Over the last year, the Redis database, or “data structure server”, has become wildly popular: it’s very lightweight and easy to use, but still very powerful. For introductory reading, I recommend Simon Willison’s tutorial.
I’ve been asked several times whether it would be possible to make a Xapian backend which used Redis for storage. If this could be done nicely, it would be a big boon for people who are already storing other parts of their data in Redis, as it would allow them to maintain their data in a single system, taking advantage of Redis replication (and, when it comes along, Redis clustering). Depending how it was done, it might also be possible to combine Xapian searches with the results of other filtering operations in Redis, and it could be easier to keep the search index up-to-date with the other data stored in Redis. Redis usually keeps all its data in memory (though this is changing with the Redis VM work), so it can access data very quickly, and perform certain operations (like set intersection) quickly.
I think it would be quite possible to do this integration, but it’s not going to be easy to get good performance.

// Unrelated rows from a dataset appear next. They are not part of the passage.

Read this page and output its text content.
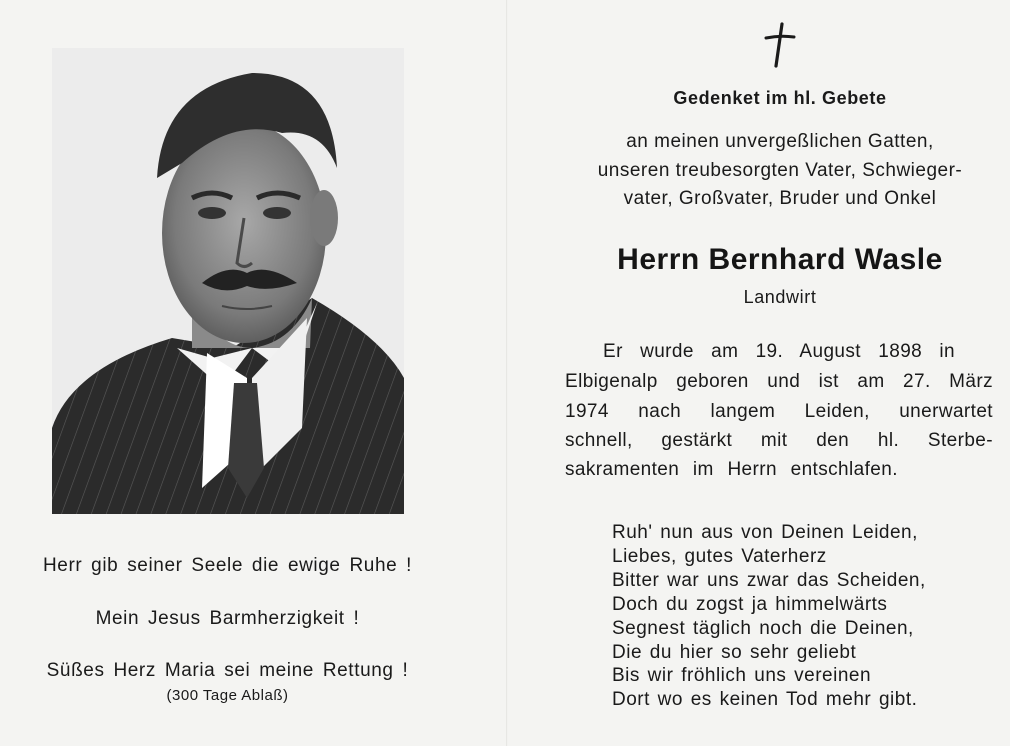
Herr gib seiner Seele die ewige Ruhe !
Mein Jesus Barmherzigkeit !
Süßes Herz Maria sei meine Rettung !
(300 Tage Ablaß)
Gedenket im hl. Gebete
an meinen unvergeßlichen Gatten,
unseren treubesorgten Vater, Schwieger-
vater, Großvater, Bruder und Onkel
Herrn Bernhard Wasle
Landwirt
Er wurde am 19. August 1898 in
Elbigenalp geboren und ist am 27. März
1974 nach langem Leiden, unerwartet
schnell, gestärkt mit den hl. Sterbe-
sakramenten im Herrn entschlafen.
Ruh' nun aus von Deinen Leiden,
Liebes, gutes Vaterherz
Bitter war uns zwar das Scheiden,
Doch du zogst ja himmelwärts
Segnest täglich noch die Deinen,
Die du hier so sehr geliebt
Bis wir fröhlich uns vereinen
Dort wo es keinen Tod mehr gibt.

The on-disk Xapian backends can be looked at as having three levels: firstly, a “block level”, which consists typically of 8kb blocks holding nodes of the B+tree structure. Secondly, there is a “key-value” level, which is consists of an ordered set of key-value pairs, with efficient ways to append entries, and to iterate through parts of the contents. Finally, there’s a “logical” level, which contains various constructs like “posting lists” – lists of the documents in the database containing each word, and provides methods for accessing these efficiently in the ways required by Xapian’s matcher.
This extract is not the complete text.